Johnson touts trade work

Photo by Greg Eans, Messenger-Inquirer.com/geans@messenger-inquirer.com Tia Johnson talks about her experience as a welder at her home on Maple Street on Wednesday. She has an associates degree in welding from Owensboro Community & Technical College.Top of Form

BY SUZI BARTHOLOMY MESSENGER-INQUIRER      
Jan 23, 2017

Before Tia Johnson graduated from Apollo High School in 2001, she knew she was done with school.

“I got good grades, but I didn’t want to go to college,” she said.

After graduation, she moved to Jacksonville, Florida, and attended Tulsa Welding School.

Eventually, she moved back to Owensboro and worked in several factories. That didn’t suit her, either.

“It wasn’t enough for me,” she said. She needed a challenge and more money.

“I was working third shift and not liking it,” she said.

Her life changed more than two years ago when she happened on to a job fair at the Owensboro Convention Center.

Johnson stopped by Millwright Union 1076’s booth.

“I didn’t know what a millwright was,” she said. “I don’t think a lot of people know what they do.”

She talked to a representative of the union. He called her shortly after and asked her to apply to the union’s apprentice program.

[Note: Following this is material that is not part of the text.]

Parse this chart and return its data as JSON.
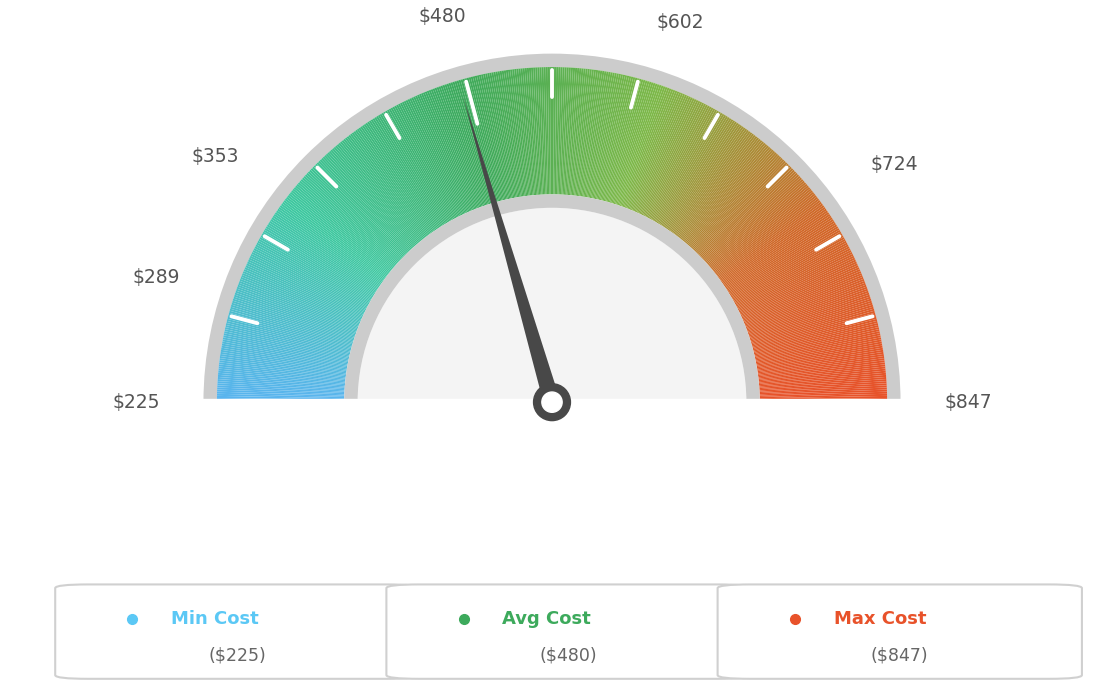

As an apprentice, she has worked many millwright jobs that include the installation, dismantling, repair, reassembly and the moving of machinery in factories, power plants and construction sites.

“I wish I had known this when I graduated from Apollo,” she said.

Johnson is more than two years into a three-year apprenticeship with her union.

“It’s on-the-job training with pay,” she said.

She will graduate from the program with an applied science degree from Ivy Tech in Indiana.

Johnson, 33, would like to get the message to high school graduates who are not interested in a four-year degree but want to further their education with a skill.

“This trade (millwright) is good for women,” she said. “You have to keep up with the men, but that’s only fair because we earn the same pay as the men.

“I learn something every day,” Johnson said.

“While in apprenticeship, we don’t work alone,” she said. “We work with at least one journeyman.”

A person will do well as a millwright if he or she respectful, disciplined and willing to work, she said.

The millwright’s creed states: “The person who works with his hands is a laborer; the person who works with his hands and his head is an artisan; the person who works with his hands, his head and his heart is a union millwright.”

She said everyone she’s worked with is respectful and helpful.